“如今就連杭州的馬蕓,也是陷入了很大的困難,一方面想要研究云計算,而另一方,國家的一家風投公司打算趁著這個機會,大量入股馬蕓的公司,你也知道,公司即便是沒有上市,但估值已經很高了,我雖然沒有馬蕓那般大的格局,但我也想多為游戲做一些事情。”
“比如說一款游戲你玩了好幾年,到時候你這個賬戶賣出去的話,也能夠得到一些經濟補償,這些都是需要時間跟精力慢慢摸索的,我可不是跟網絡上那些鍵盤俠說的那樣,只認錢了,哈哈。”
林寒默默的看著丁雷對自己傾訴心聲,想必從今年開始,丁雷需要面臨的壓力也是跟往昔想必與日俱增吧。
但是在跟丁雷交談的過程中,林寒注意到了一個很重要的信息。
那就是杭州的馬蕓最近公司遇到了一些困難,對于馬蕓這個人,林寒心中只有無盡的佩服。
在林寒看來,那已經不屬于商人的范疇,而是已經成為了一個真正的企業家,一個心細民生的企業家。
至于云計算,林寒重生之前多少聽過一些,自然明白在這個特殊的年份,想要頂著壓力去開發一款云計算,可不是一件簡單的事情。
更何況馬蕓旗下的公司,雖然表面上馬蕓的團隊擁有著全部的運營權,但這并不代表著,國外的那些股東不會進行干擾。
不然的話,這一次在全球互聯網公司進入寒冬的時候,又有兩家國外的風投公司打算入股馬蕓的公司。
而這一次,林寒決定要幫助華國做一些事情,無論如何都不要讓過多的股權流入國外。
在跟丁雷從這個私人會所走出來的時候,時間都已經到了晚上11點多,都這個點了,丁雷的司機依舊還在外面等候著。
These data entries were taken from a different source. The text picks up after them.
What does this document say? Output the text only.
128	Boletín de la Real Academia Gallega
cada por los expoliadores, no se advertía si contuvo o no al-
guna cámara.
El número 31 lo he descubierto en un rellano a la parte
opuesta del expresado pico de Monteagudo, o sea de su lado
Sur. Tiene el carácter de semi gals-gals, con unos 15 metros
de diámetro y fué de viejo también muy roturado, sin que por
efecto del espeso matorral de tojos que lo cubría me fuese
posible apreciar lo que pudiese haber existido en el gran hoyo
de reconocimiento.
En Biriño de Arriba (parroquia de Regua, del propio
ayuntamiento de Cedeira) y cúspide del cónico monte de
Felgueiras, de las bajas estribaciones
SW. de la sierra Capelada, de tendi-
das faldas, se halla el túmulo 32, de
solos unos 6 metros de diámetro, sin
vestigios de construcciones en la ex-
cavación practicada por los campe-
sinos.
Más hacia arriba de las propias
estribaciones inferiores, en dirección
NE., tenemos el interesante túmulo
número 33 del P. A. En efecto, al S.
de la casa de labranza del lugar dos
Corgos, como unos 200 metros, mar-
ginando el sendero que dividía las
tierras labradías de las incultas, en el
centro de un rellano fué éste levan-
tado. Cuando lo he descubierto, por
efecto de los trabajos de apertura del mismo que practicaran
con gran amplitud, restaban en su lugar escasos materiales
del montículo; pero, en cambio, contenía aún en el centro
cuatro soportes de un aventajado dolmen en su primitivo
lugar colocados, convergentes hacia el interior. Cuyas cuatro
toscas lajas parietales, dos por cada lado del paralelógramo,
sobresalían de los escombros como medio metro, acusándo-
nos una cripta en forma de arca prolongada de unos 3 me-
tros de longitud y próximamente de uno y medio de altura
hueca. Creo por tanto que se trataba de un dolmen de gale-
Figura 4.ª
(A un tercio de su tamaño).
但對于這種私人會所,林寒無論如何都不會再來第二次了。
環境普通只是看起來有一些懷舊,一瓶普通的啤酒18元,一盤花生米98,至于那兩個肉菜,更是超過了388元一份,最讓林寒有些無語的是,利潤都已經這么大了,送兩份米飯不行嗎?
抱歉,一份18.8.....
丁雷的司機先是把林寒送到了丁雷安排好的酒店之后,這才帶著丁雷回家。
五分鐘之后,林寒已經進入了酒店房間內,在拉開窗簾的那一瞬間,眼前整個燕京的繁華夜景,徹底呈現在了林寒的面前。
霓虹燈耀眼無比,車水馬龍的大路上,依舊還有著很多為了生存而奔波的北漂一族,而這個點對于那些富二代而言,則是一天生活的真正開始。
恐怕一晚上的花費,對于一個北漂而言一年的工資都還不夠。
公平嗎?可這個世界就是這樣,太多的資源永遠都被少數人死死的捏在手里。
在幾十年前,或許寒門可以出貴子,可如今在林寒看來,普通人若是想要打破這個牢籠的話,真的不是一件容易的事情。
如果真的要算起來的話,如今憑著林寒的身價,可以算是一個富一代了,但對于那種夜夜笙簫花天酒地的生活,林寒真的一點都不敢興趣。
林寒要趁著這個特殊的一年,以最快的速度完成對整個互聯網行業的清洗,至于金錢?到時候林寒自然有辦法,將賬戶里面的這十五個億,通過十倍乃是數百倍的杠桿去完成計劃。